There are so many aspects of this to consider. 1)Nurses are a powerful political lobby with big numbers and a lot of money. Numbers and money talks in politics. 2) WHEN nurses gain independence (not if because they have done it elsewhere and will do it here) we will be sitting here sucking our thumbs and holding hands with the physicians who, by the way, are not our political friends.3) When they gain independence they will be able to employ PAs because...see comment two. 3) It will have a further deleterious effect on hiring PAs because of the now significant difference in time and administrative overhead to employ and supervise PAs. Do not believe for a moment there will be some revolt against the NPs and nobody will use them. Decisions are driven by money and convenience and are made by administrators not physicians. 4) More physicians are becoming employed themselves so their impact our our salaries and hire-ability will continue to decline. 5) The public perception will shift. NPs are qualified to work independently and PAs are not therefore PAs are less qualified.5) Being the mortal enemy of the physician lobby hasn't slowed the nurses much at all and certainly hasn't limited their employment.
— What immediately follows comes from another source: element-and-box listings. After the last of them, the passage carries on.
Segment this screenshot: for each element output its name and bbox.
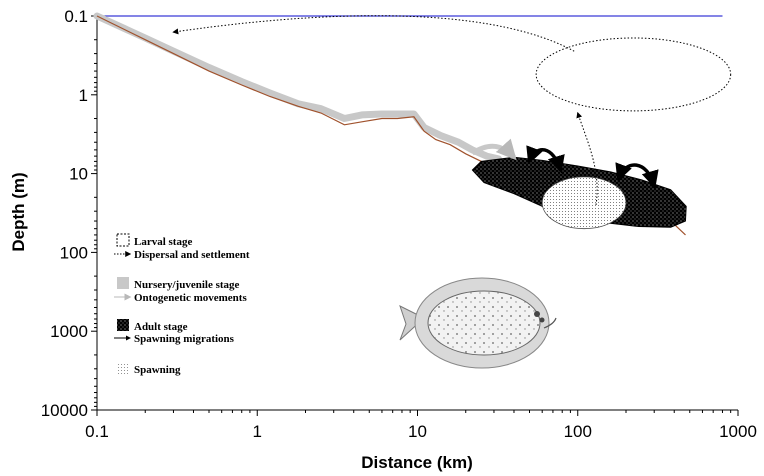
x-tick-label: 100: [564, 422, 592, 441]
x-tick-label: 1: [253, 422, 262, 441]
flounder-illustration: [399, 277, 557, 369]
spawning-migration-arrow: [615, 162, 659, 189]
fish-mouth: [543, 317, 557, 329]
fish-eye: [539, 317, 545, 323]
legend-label: Nursery/juvenile stage: [134, 279, 240, 291]
legend-label: Spawning migrations: [134, 333, 235, 345]
legend-label: Dispersal and settlement: [134, 249, 250, 261]
spawning-area: [541, 176, 627, 230]
larval-dispersal-area: [535, 37, 732, 112]
y-axis-ticks: 0.1 1 10 100 1000 10000: [41, 7, 97, 420]
y-tick-label: 10000: [41, 401, 88, 420]
fish-eye: [534, 311, 540, 317]
ontogenetic-movement-arrow: [471, 138, 517, 161]
legend-label: Adult stage: [134, 321, 188, 333]
fish-tail: [399, 305, 425, 341]
legend-label: Larval stage: [134, 236, 192, 248]
spawning-migration-arrow: [526, 145, 565, 174]
dispersal-arrow: [172, 15, 575, 52]
y-tick-label: 0.1: [64, 7, 88, 26]
legend-label: Ontogenetic movements: [134, 292, 247, 304]
y-axis-title: Depth (m): [9, 172, 28, 251]
y-tick-label: 1000: [50, 322, 88, 341]
nursery-stage-key: [117, 277, 129, 289]
fish-body: [427, 290, 541, 356]
nursery-habitat-band: [93, 12, 502, 163]
y-tick-label: 10: [69, 165, 88, 184]
x-axis-ticks: 0.1 1 10 100 1000: [85, 410, 757, 441]
x-tick-label: 0.1: [85, 422, 109, 441]
x-tick-label: 10: [408, 422, 427, 441]
y-tick-label: 1: [79, 86, 88, 105]
y-tick-label: 100: [60, 243, 88, 262]
x-tick-label: 1000: [719, 422, 757, 441]
legend-label: Spawning: [134, 364, 181, 376]
plot-area: [93, 12, 732, 236]
larval-stage-key: [116, 233, 130, 247]
adult-stage-key: [117, 319, 129, 331]
spawning-key: [117, 362, 129, 374]
x-axis-title: Distance (km): [361, 453, 472, 472]
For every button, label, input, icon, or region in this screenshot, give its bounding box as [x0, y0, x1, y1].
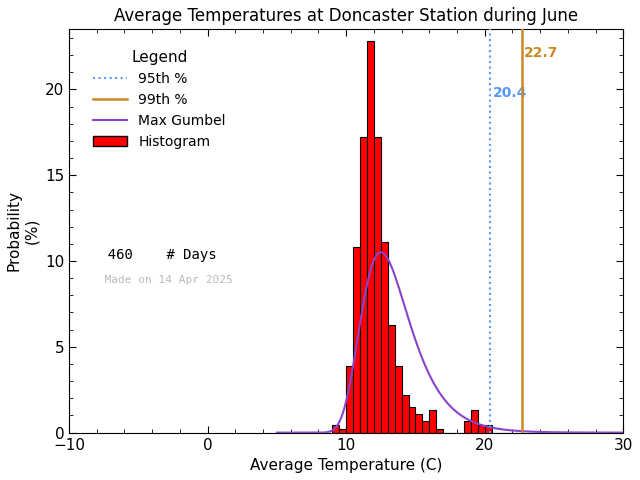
Text: 20.4: 20.4: [492, 86, 527, 100]
Y-axis label: Probability
(%): Probability (%): [7, 191, 39, 272]
Bar: [408, 407, 415, 432]
Title: Average Temperatures at Doncaster Station during June: Average Temperatures at Doncaster Statio…: [114, 7, 579, 25]
Bar: [360, 137, 367, 432]
Bar: [339, 429, 346, 432]
Bar: [367, 41, 374, 432]
Bar: [422, 421, 429, 432]
Bar: [464, 421, 471, 432]
Bar: [471, 410, 478, 432]
Bar: [395, 366, 402, 432]
Bar: [388, 324, 395, 432]
Text: Made on 14 Apr 2025: Made on 14 Apr 2025: [91, 276, 233, 286]
Legend: 95th %, 99th %, Max Gumbel, Histogram: 95th %, 99th %, Max Gumbel, Histogram: [87, 44, 232, 154]
Bar: [436, 429, 444, 432]
Bar: [353, 247, 360, 432]
Bar: [332, 425, 339, 432]
Bar: [484, 425, 492, 432]
Text: 460    # Days: 460 # Days: [91, 248, 217, 262]
Bar: [374, 137, 381, 432]
Bar: [402, 395, 408, 432]
Bar: [429, 410, 436, 432]
X-axis label: Average Temperature (C): Average Temperature (C): [250, 458, 442, 473]
Bar: [346, 366, 353, 432]
Bar: [478, 425, 484, 432]
Bar: [415, 414, 422, 432]
Bar: [381, 242, 388, 432]
Text: 22.7: 22.7: [524, 47, 559, 60]
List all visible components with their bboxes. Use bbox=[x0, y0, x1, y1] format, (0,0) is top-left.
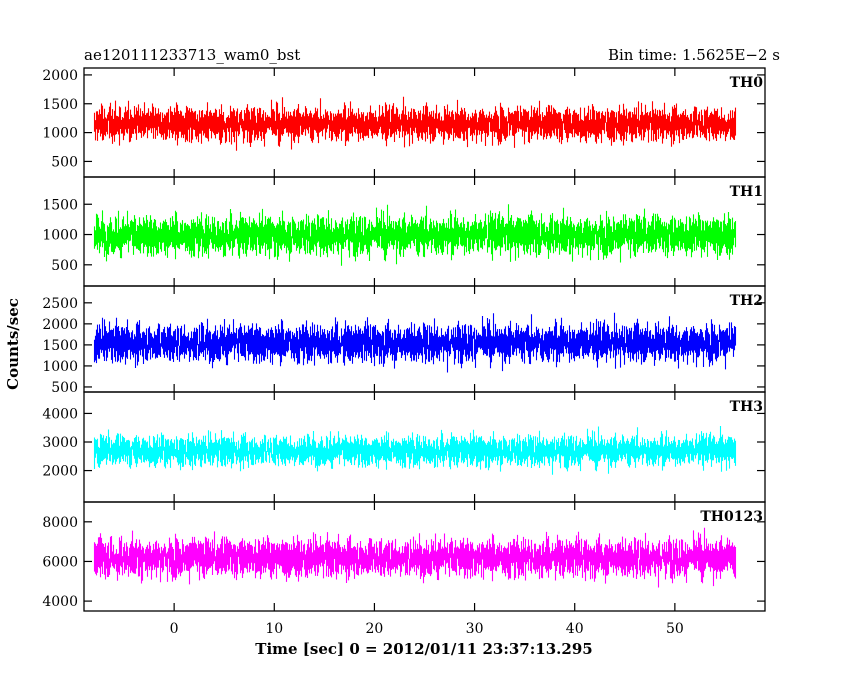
y-tick-label: 2000 bbox=[42, 68, 78, 84]
panels-group: 500 1000 1500 2000 TH0 500 1000 1500 TH1 500 1000 1… bbox=[42, 67, 766, 612]
y-tick-label: 4000 bbox=[42, 594, 78, 610]
y-tick-label: 1500 bbox=[42, 97, 78, 113]
x-tick-label: 40 bbox=[566, 621, 584, 637]
x-tick-label: 20 bbox=[366, 621, 384, 637]
y-tick-label: 1000 bbox=[42, 359, 78, 375]
y-tick-label: 1000 bbox=[42, 126, 78, 142]
x-tick-label: 0 bbox=[170, 621, 179, 637]
y-tick-label: 4000 bbox=[42, 406, 78, 422]
panel-frame bbox=[83, 501, 766, 612]
y-tick-label: 500 bbox=[51, 154, 78, 170]
y-tick-label: 1500 bbox=[42, 338, 78, 354]
y-tick-label: 2500 bbox=[42, 296, 78, 312]
y-tick-label: 6000 bbox=[42, 554, 78, 570]
y-tick-label: 1000 bbox=[42, 228, 78, 244]
chart-title: ae120111233713_wam0_bst bbox=[84, 46, 300, 64]
y-tick-label: 1500 bbox=[42, 197, 78, 213]
x-tick-label: 10 bbox=[265, 621, 283, 637]
y-tick-label: 500 bbox=[51, 258, 78, 274]
panel-label-th0123: TH0123 bbox=[700, 509, 763, 525]
bin-time-label: Bin time: 1.5625E−2 s bbox=[608, 46, 780, 64]
panel-th0: 500 1000 1500 2000 TH0 bbox=[42, 67, 766, 178]
series-trace-th0123 bbox=[93, 527, 737, 588]
series-trace-th0 bbox=[93, 96, 737, 151]
y-tick-label: 500 bbox=[51, 380, 78, 396]
y-tick-label: 2000 bbox=[42, 464, 78, 480]
panel-th3: 2000 3000 4000 TH3 bbox=[42, 391, 766, 503]
y-tick-label: 2000 bbox=[42, 317, 78, 333]
panel-th0123: 4000 6000 8000 TH0123 bbox=[42, 501, 766, 612]
x-tick-label: 50 bbox=[666, 621, 684, 637]
panel-th2: 500 1000 1500 2000 2500 TH2 bbox=[42, 285, 766, 396]
y-tick-label: 3000 bbox=[42, 435, 78, 451]
x-axis: 0 10 20 30 40 50 bbox=[170, 621, 684, 637]
panel-th1: 500 1000 1500 TH1 bbox=[42, 176, 766, 287]
series-trace-th2 bbox=[93, 312, 737, 373]
panel-label-th3: TH3 bbox=[730, 399, 763, 415]
x-axis-label: Time [sec] 0 = 2012/01/11 23:37:13.295 bbox=[255, 640, 592, 658]
x-tick-label: 30 bbox=[466, 621, 484, 637]
panel-label-th1: TH1 bbox=[730, 184, 763, 200]
panel-label-th2: TH2 bbox=[730, 293, 763, 309]
series-trace-th1 bbox=[93, 204, 737, 266]
y-tick-label: 8000 bbox=[42, 515, 78, 531]
y-axis-label: Counts/sec bbox=[4, 298, 22, 390]
series-trace-th3 bbox=[93, 426, 737, 475]
panel-label-th0: TH0 bbox=[730, 75, 764, 91]
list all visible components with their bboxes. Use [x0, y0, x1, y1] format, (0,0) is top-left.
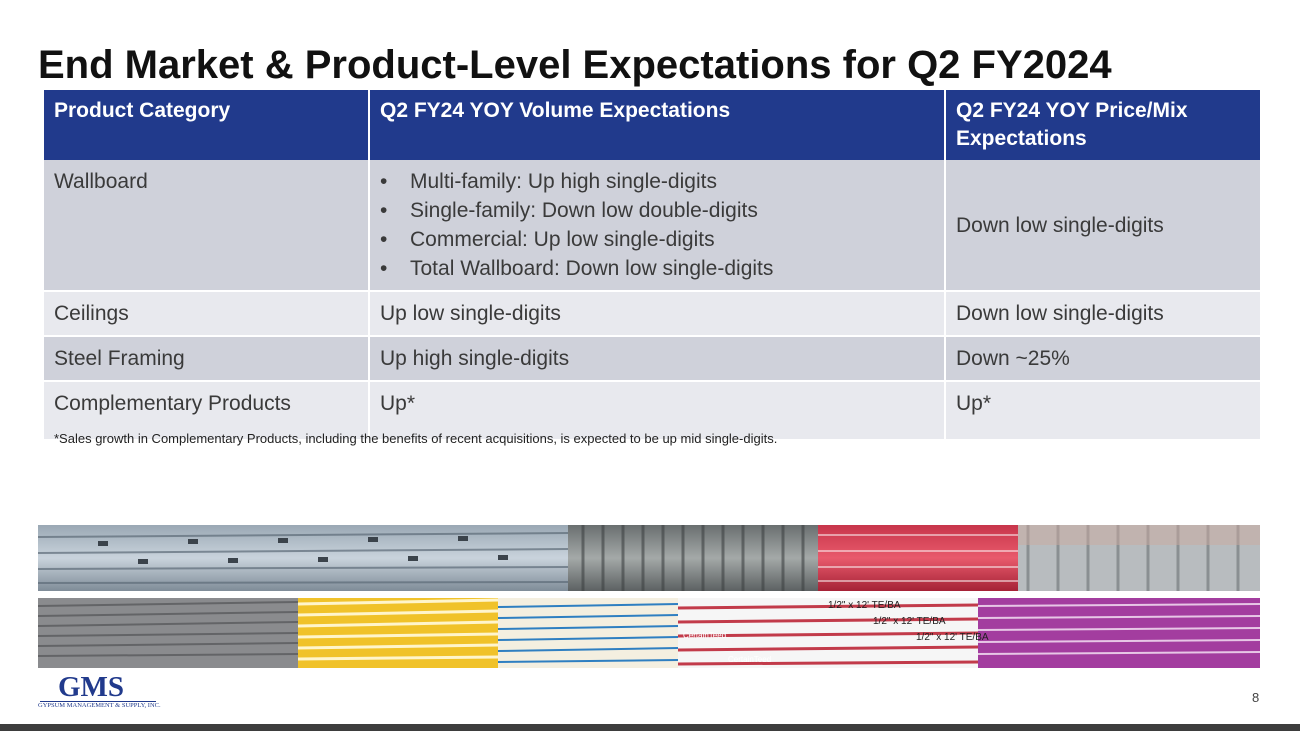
board-print-2: 1/2" x 12' TE/BA: [873, 616, 946, 627]
logo-word: GMS: [58, 671, 125, 703]
bullet-item: Single-family: Down low double-digits: [380, 196, 934, 225]
page-number: 8: [1252, 690, 1260, 705]
table-header-row: Product Category Q2 FY24 YOY Volume Expe…: [44, 90, 1260, 160]
wallboard-photo: 1/2" x 12' TE/BA 1/2" x 12' TE/BA 1/2" x…: [38, 598, 1260, 668]
table-row: Wallboard Multi-family: Up high single-d…: [44, 160, 1260, 292]
expectations-table: Product Category Q2 FY24 YOY Volume Expe…: [44, 90, 1260, 441]
cell-price: Up*: [945, 381, 1260, 441]
gms-logo: GMS GYPSUM MANAGEMENT & SUPPLY, INC.: [38, 671, 161, 709]
cell-volume: Up high single-digits: [369, 336, 946, 382]
bottom-bar: [0, 724, 1300, 731]
cell-category: Wallboard: [44, 160, 370, 292]
cell-price: Down low single-digits: [945, 160, 1260, 292]
board-print-4: CertainTeed: [683, 631, 726, 640]
bullet-item: Multi-family: Up high single-digits: [380, 167, 934, 196]
footnote: *Sales growth in Complementary Products,…: [54, 431, 778, 446]
table-row: Steel Framing Up high single-digits Down…: [44, 336, 1260, 382]
cell-category: Steel Framing: [44, 336, 370, 382]
wallboard-image: 1/2" x 12' TE/BA 1/2" x 12' TE/BA 1/2" x…: [38, 598, 1260, 668]
board-print-5: CertainTeed: [728, 655, 771, 664]
cell-category: Complementary Products: [44, 381, 370, 441]
board-print-3: 1/2" x 12' TE/BA: [916, 632, 989, 643]
cell-price: Down ~25%: [945, 336, 1260, 382]
table-row: Ceilings Up low single-digits Down low s…: [44, 291, 1260, 337]
slide-title: End Market & Product-Level Expectations …: [38, 43, 1112, 87]
volume-bullet-list: Multi-family: Up high single-digits Sing…: [380, 167, 934, 283]
header-volume-expectations: Q2 FY24 YOY Volume Expectations: [369, 90, 946, 160]
cell-price: Down low single-digits: [945, 291, 1260, 337]
cell-volume: Up*: [369, 381, 946, 441]
logo-subtitle: GYPSUM MANAGEMENT & SUPPLY, INC.: [38, 702, 161, 709]
header-price-mix-expectations: Q2 FY24 YOY Price/Mix Expectations: [945, 90, 1260, 160]
steel-framing-photo: [38, 525, 1260, 591]
cell-category: Ceilings: [44, 291, 370, 337]
cell-volume: Multi-family: Up high single-digits Sing…: [369, 160, 946, 292]
logo-divider: [40, 701, 156, 702]
table-row: Complementary Products Up* Up*: [44, 381, 1260, 441]
cell-volume: Up low single-digits: [369, 291, 946, 337]
header-product-category: Product Category: [44, 90, 370, 160]
board-print-1: 1/2" x 12' TE/BA: [828, 600, 901, 611]
steel-framing-image: [38, 525, 1260, 591]
bullet-item: Commercial: Up low single-digits: [380, 225, 934, 254]
bullet-item: Total Wallboard: Down low single-digits: [380, 254, 934, 283]
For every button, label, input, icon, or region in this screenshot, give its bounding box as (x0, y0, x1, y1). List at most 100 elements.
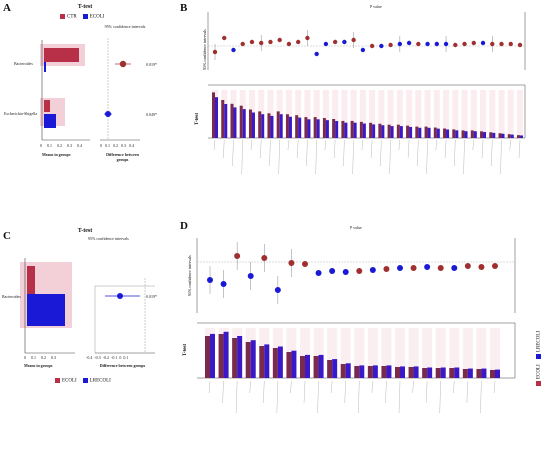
d-bar-blue (291, 350, 297, 378)
b-bar-red (341, 120, 345, 138)
d-bar-red (408, 367, 414, 378)
d-tick-label (466, 380, 469, 404)
panel-c-chart (20, 258, 155, 354)
b-bar-blue (510, 134, 514, 138)
panel-c-label: C (3, 230, 11, 242)
b-ci-point (462, 41, 467, 47)
b-bar-blue (409, 126, 413, 138)
panel-a-legend: CTR ECOLI (60, 14, 104, 20)
d-bar-bg (381, 328, 392, 378)
d-bar-blue (318, 354, 324, 378)
d-bar-blue (440, 367, 446, 378)
b-bar-blue (399, 126, 403, 138)
b-bar-bg (341, 90, 348, 137)
b-bar-blue (520, 135, 523, 138)
b-ci-point (277, 37, 282, 43)
b-bar-red (415, 126, 419, 138)
d-ci-point (478, 264, 485, 270)
b-ci-point (379, 43, 384, 49)
d-bar-bg (435, 328, 446, 378)
b-ci-point (286, 41, 292, 47)
a-xlabel-right: Difference between groups (106, 152, 139, 162)
d-ci-point (397, 265, 403, 271)
panel-d-label: D (180, 220, 188, 232)
a-left-ticks: 0 0.1 0.2 0.3 0.4 (40, 143, 82, 148)
d-ci-point (288, 260, 295, 266)
d-tick-label (222, 380, 224, 404)
b-bar-blue (298, 117, 302, 138)
d-ci-point (302, 261, 308, 267)
d-bar-blue (264, 344, 270, 378)
b-bar-blue (242, 109, 246, 138)
d-tick-label (358, 380, 360, 414)
pval-bacteroides: 0.019* (146, 62, 157, 67)
b-bar-red (461, 130, 465, 138)
b-ci-point (443, 41, 449, 47)
d-bar-blue (332, 359, 338, 378)
d-bar-red (272, 348, 278, 378)
b-bar-red (322, 118, 326, 138)
b-ci-point (416, 41, 421, 47)
b-bar-bg (332, 90, 339, 137)
b-bar-blue (473, 131, 477, 138)
d-bar-blue (481, 368, 487, 378)
d-tick-label (439, 380, 441, 414)
panel-c-title: T-test (77, 228, 93, 234)
legend-ctr: CTR (60, 14, 77, 20)
d-bar-red (395, 367, 400, 378)
b-ci-point (240, 41, 245, 47)
panel-a-label: A (3, 2, 11, 14)
bar-bacteroides-ecoli (44, 62, 46, 72)
d-tick-label (330, 380, 333, 394)
b-ci-point (249, 39, 255, 45)
d-bar-red (327, 360, 333, 378)
b-bar-blue (251, 112, 255, 138)
bar-escherichia-ecoli (44, 114, 56, 128)
d-bar-blue (413, 366, 419, 378)
d-tick-label (249, 380, 251, 394)
b-bar-bg (480, 90, 487, 137)
d-bar-blue (359, 365, 365, 378)
b-bar-blue (353, 122, 357, 138)
b-bar-blue (455, 130, 459, 138)
d-tick-label (453, 380, 455, 394)
d-bar-red (232, 338, 238, 378)
b-tick-label (491, 139, 493, 167)
panel-b-subtitle: P value (370, 4, 382, 9)
ci-point-c (117, 293, 123, 299)
bar-bacteroides-ctr (44, 48, 79, 62)
b-bar-bg (313, 90, 320, 137)
b-tick-label (444, 139, 447, 159)
b-bar-bg (461, 90, 468, 137)
d-bar-red (313, 356, 319, 378)
b-bar-bg (406, 90, 413, 137)
d-tick-label (263, 380, 265, 404)
b-bar-blue (436, 128, 440, 138)
b-bar-red (406, 125, 410, 138)
b-bar-red (443, 128, 447, 138)
b-ci-point (342, 39, 347, 45)
b-tick-label (213, 139, 216, 151)
b-bar-blue (492, 132, 496, 138)
b-ci-point (453, 42, 458, 48)
d-ci-point (369, 267, 376, 273)
panel-b-label: B (180, 2, 188, 14)
c-left-ticks: 0 0.1 0.2 0.3 (24, 355, 56, 360)
d-bar-blue (277, 346, 283, 378)
b-bar-red (350, 120, 354, 138)
b-bar-red (267, 113, 271, 138)
b-bar-blue (325, 120, 329, 138)
b-tick-label (398, 139, 401, 151)
b-bar-bg (304, 90, 311, 137)
d-ci-point (274, 287, 281, 293)
bar-c-ecoli (27, 266, 35, 294)
panel-a-chart (40, 38, 140, 141)
b-bar-red (359, 121, 363, 138)
b-ci-point (406, 40, 412, 46)
b-ci-point (434, 41, 440, 47)
b-tick-label (232, 139, 234, 167)
b-tick-label (417, 139, 419, 167)
d-bar-bg (408, 328, 419, 378)
b-bar-bg (350, 90, 357, 137)
d-ci-point (315, 270, 322, 276)
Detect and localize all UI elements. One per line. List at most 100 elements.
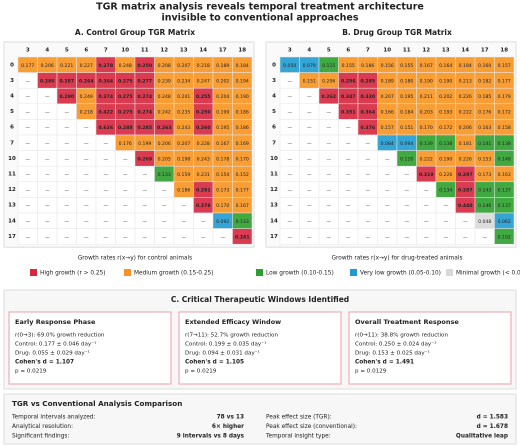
cell-value: 0.207 <box>177 63 190 69</box>
cell-value: 0.152 <box>236 172 249 178</box>
window-line: r(7→11): 52.7% growth reduction <box>185 333 278 339</box>
cell-value: 0.248 <box>119 63 132 69</box>
cell-value: — <box>365 220 370 225</box>
cell-value: 0.199 <box>216 110 229 116</box>
cell-value: — <box>365 173 370 178</box>
column-label: 5 <box>327 48 331 54</box>
cell-value: — <box>443 204 448 209</box>
cell-value: 0.177 <box>236 188 249 194</box>
window-box <box>178 311 342 385</box>
cell-value: 0.280 <box>59 94 74 100</box>
cell-value: — <box>45 142 50 147</box>
cell-value: 0.170 <box>420 125 433 131</box>
cell-value: 0.062 <box>498 219 511 225</box>
row-label: 12 <box>8 187 16 193</box>
cell-value: — <box>443 235 448 240</box>
cell-value: 0.184 <box>400 110 413 116</box>
cell-value: — <box>162 220 167 225</box>
cell-value: 0.141 <box>478 141 491 147</box>
window-line: Control: 0.177 ± 0.046 day⁻¹ <box>15 341 96 348</box>
cell-value: 0.166 <box>381 110 394 116</box>
row-label: 14 <box>8 218 16 224</box>
column-label: 14 <box>461 48 469 54</box>
cell-value: 0.211 <box>420 94 433 100</box>
cell-value: 0.193 <box>439 110 452 116</box>
cell-value: — <box>45 157 50 162</box>
window-title: Extended Efficacy Window <box>185 318 281 326</box>
cell-value: 0.287 <box>59 78 74 84</box>
cell-value: 0.186 <box>361 63 374 69</box>
column-label: 11 <box>403 48 411 54</box>
cell-value: — <box>64 235 69 240</box>
cell-value: — <box>123 173 128 178</box>
column-label: 18 <box>238 48 246 54</box>
comparison-title: TGR vs Conventional Analysis Comparison <box>12 399 182 408</box>
cell-value: 0.151 <box>303 78 316 84</box>
cell-value: 0.226 <box>459 94 472 100</box>
row-label: 10 <box>8 156 16 162</box>
cell-value: — <box>142 204 147 209</box>
cell-value: — <box>162 189 167 194</box>
cell-value: — <box>326 220 331 225</box>
column-label: 18 <box>500 48 508 54</box>
matrix-cell <box>232 228 253 245</box>
cell-value: 0.182 <box>478 78 491 84</box>
cell-value: 0.228 <box>197 141 210 147</box>
cell-value: — <box>25 235 30 240</box>
cell-value: — <box>404 204 409 209</box>
cell-value: 0.134 <box>439 188 452 194</box>
row-label: 3 <box>272 78 276 84</box>
cell-value: — <box>307 235 312 240</box>
comparison-value: 9 intervals vs 8 days <box>177 434 245 440</box>
cell-value: 0.190 <box>439 78 452 84</box>
cell-value: — <box>45 235 50 240</box>
cell-value: — <box>307 157 312 162</box>
cell-value: — <box>404 235 409 240</box>
cell-value: — <box>103 220 108 225</box>
cell-value: 0.172 <box>439 125 452 131</box>
cell-value: — <box>404 220 409 225</box>
effect-size: Cohen's d = 1.107 <box>15 360 74 366</box>
cell-value: — <box>123 204 128 209</box>
comparison-key: Analytical resolution: <box>12 424 73 430</box>
cell-value: 0.243 <box>197 156 210 162</box>
cell-value: — <box>385 157 390 162</box>
row-label: 4 <box>10 94 14 100</box>
cell-value: 0.198 <box>177 156 190 162</box>
cell-value: 0.151 <box>400 125 413 131</box>
cell-value: — <box>201 220 206 225</box>
cell-value: — <box>45 204 50 209</box>
cell-value: 0.167 <box>236 203 249 209</box>
cell-value: — <box>45 95 50 100</box>
cell-value: 0.176 <box>478 110 491 116</box>
window-title: Early Response Phase <box>15 318 96 326</box>
cell-value: 0.202 <box>439 94 452 100</box>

It just goes on and on from there. Being the physicians faithful servant has served us but the times they are a-changing and if we don't adapt we are going to be left far far behind. Other states have developed autonomy for PAs and more are following. Does Texas really want to be the 50th to do it? I am going to try and be at at least part of the TAPA conference to visit with as many people about this as possible but practical matters may make that impossible.